Dams Are No Smart Solutions for Iran



EghtesadOnline: Based on the March 2020-21 budget bill, close to $160 million will be allocated to dam construction in the next Iranian year.

This the amount, five times bigger than the Department of Environment's budget, will be spent on completing projects and building new mega structures, ILNA reported.

So far so good. But what keeps environmentalists and water experts wondering are two questions: Why do officials insist on building more dams when they know there is no water to store, ILNA reported. 

Many say why not invest money in water recycling and effective measures to prevent seepage and leakage in pipelines that supply water from dams to water treatment plants?

According to Energy Ministry data, plans are underway to complete 120 dams across the country, of which 43 "should" be ready by 2022. Of the 172 structures almost half are either running out of water or half empty, Financial Tribune reported.

Dams in Iran can hold a maximum of 50 billion cubic meters of water and when the ongoing projects are completed, storage capacity will exceed 80 bcm.

But this is far beyond the capacity of rivers and the precipitation that have been of descending order in the past ten years (except for some mountainous regions in the west).

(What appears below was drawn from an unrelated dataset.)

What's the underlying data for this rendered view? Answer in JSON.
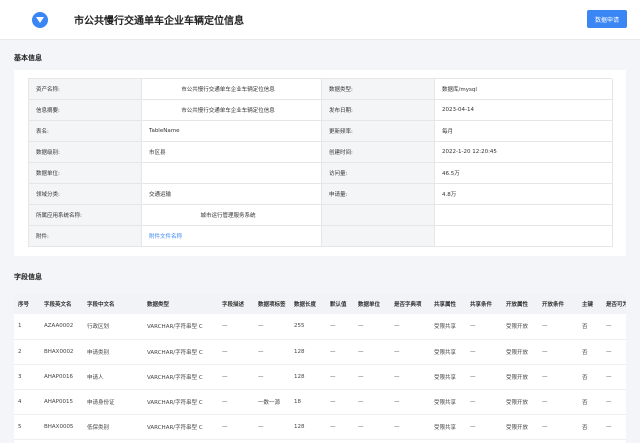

Mohammad Darvish, an environmental expert and a researcher at the Research Institute for Forests and Rangelands, says no water will be collected behind the dams now under construction because surface water sources are depleting gradually and rainfall has dwindled to a large extent.

 

 

Aging Water Network

Darvish is of the opinion that the funds ($160 million) should be spent on higher priorities, namely building wastewater plants to help reuse wastewater and rehabilitate aging water networks in cities and small towns through which a large volume (30%) of drinking water is lost due to seepage and rusted pipelines.

Referring to the construction of rubber dams in Gilan and Mazandaran provinces, he said building such structures in the north is a wrong policy.

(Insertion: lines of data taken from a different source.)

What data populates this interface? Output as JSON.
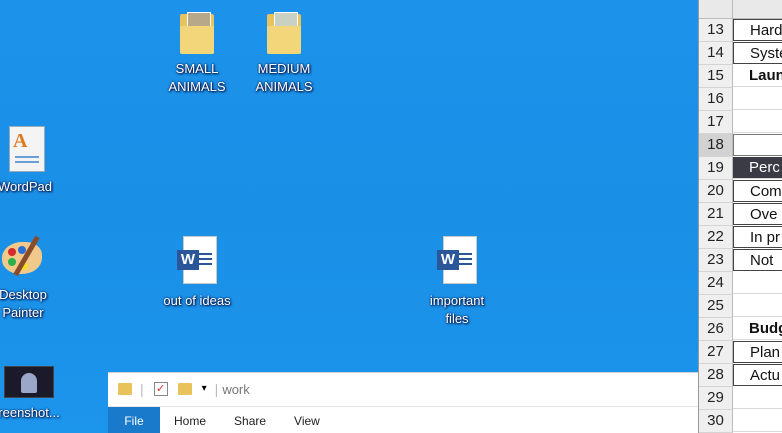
{
  "desktop": {
    "icons": [
      {
        "label": "SMALL\nANIMALS"
      },
      {
        "label": "MEDIUM\nANIMALS"
      },
      {
        "label": "WordPad"
      },
      {
        "label": "Desktop\nPainter"
      },
      {
        "label": "out of ideas"
      },
      {
        "label": "important\nfiles"
      },
      {
        "label": "reenshot..."
      }
    ]
  },
  "explorer": {
    "title": "work",
    "tabs": [
      "File",
      "Home",
      "Share",
      "View"
    ]
  },
  "sheet": {
    "rows": [
      {
        "num": "13",
        "text": "Hard"
      },
      {
        "num": "14",
        "text": "Syste"
      },
      {
        "num": "15",
        "text": "Laun"
      },
      {
        "num": "16",
        "text": ""
      },
      {
        "num": "17",
        "text": ""
      },
      {
        "num": "18",
        "text": ""
      },
      {
        "num": "19",
        "text": "Perc"
      },
      {
        "num": "20",
        "text": "Com"
      },
      {
        "num": "21",
        "text": "Ove"
      },
      {
        "num": "22",
        "text": "In pr"
      },
      {
        "num": "23",
        "text": "Not"
      },
      {
        "num": "24",
        "text": ""
      },
      {
        "num": "25",
        "text": ""
      },
      {
        "num": "26",
        "text": "Budg"
      },
      {
        "num": "27",
        "text": "Plan"
      },
      {
        "num": "28",
        "text": "Actu"
      },
      {
        "num": "29",
        "text": ""
      },
      {
        "num": "30",
        "text": ""
      }
    ]
  }
}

“Not only do they seriously impact the hydrologic systems, the entire cycle of water movement, the dams lead to deforestation and destruction of pastures, especially in the Hyrcanian forests,” he said.

The forests cover five provinces, stretching east to west along the southern border of the Caspian Sea, covering the provinces of North Khorasan, Golestan, Mazandaran, Gilan and Ardabil.

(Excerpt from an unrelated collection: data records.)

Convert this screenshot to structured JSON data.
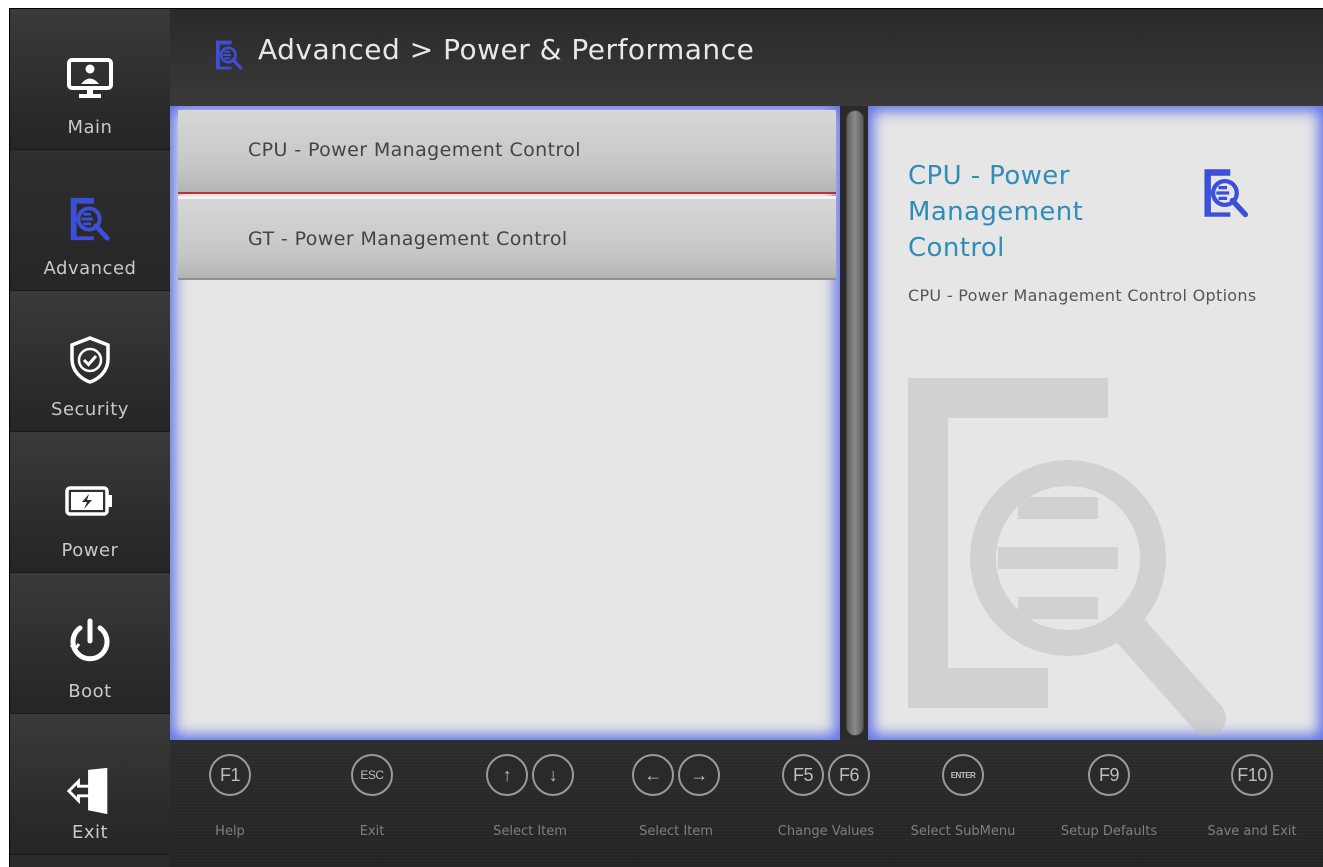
{
  "sidebar": {
    "items": [
      {
        "label": "Main",
        "icon": "monitor-user-icon"
      },
      {
        "label": "Advanced",
        "icon": "document-search-icon"
      },
      {
        "label": "Security",
        "icon": "shield-check-icon"
      },
      {
        "label": "Power",
        "icon": "battery-icon"
      },
      {
        "label": "Boot",
        "icon": "power-icon"
      },
      {
        "label": "Exit",
        "icon": "exit-door-icon"
      }
    ],
    "active": "Advanced"
  },
  "header": {
    "breadcrumb": "Advanced > Power & Performance",
    "icon": "document-search-icon"
  },
  "menu": {
    "items": [
      {
        "label": "CPU - Power Management Control",
        "selected": true
      },
      {
        "label": "GT - Power Management Control",
        "selected": false
      }
    ]
  },
  "help": {
    "title": "CPU - Power Management Control",
    "description": "CPU - Power Management Control Options",
    "icon": "document-search-icon"
  },
  "footer": {
    "keys": [
      {
        "keys": [
          "F1"
        ],
        "label": "Help"
      },
      {
        "keys": [
          "ESC"
        ],
        "label": "Exit"
      },
      {
        "keys": [
          "↑",
          "↓"
        ],
        "label": "Select Item"
      },
      {
        "keys": [
          "←",
          "→"
        ],
        "label": "Select Item"
      },
      {
        "keys": [
          "F5",
          "F6"
        ],
        "label": "Change Values"
      },
      {
        "keys": [
          "ENTER"
        ],
        "label": "Select  SubMenu"
      },
      {
        "keys": [
          "F9"
        ],
        "label": "Setup Defaults"
      },
      {
        "keys": [
          "F10"
        ],
        "label": "Save and Exit"
      }
    ]
  },
  "colors": {
    "accent_blue": "#2e8eb8",
    "icon_blue": "#3b4fd8",
    "panel_glow": "#5d6ee8",
    "selection_line": "#b83434"
  }
}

The water problem in the north is not water shortage, it is the large amounts of water wasted due to seepage, the solution to which is not building dams, he stressed.

An estimated 700 million cubic meters of water is wasted annually at a time when an increasing number of environmentalists and economic experts are struggling to find ways to curb consumption and waste. 

A World Bank study puts the global estimate of physical water loss at 32 billion cubic meters a year, half of which is in the developing countries. If water loss in developing countries is halved, the saved water would be enough for 90 million people, the global lender says.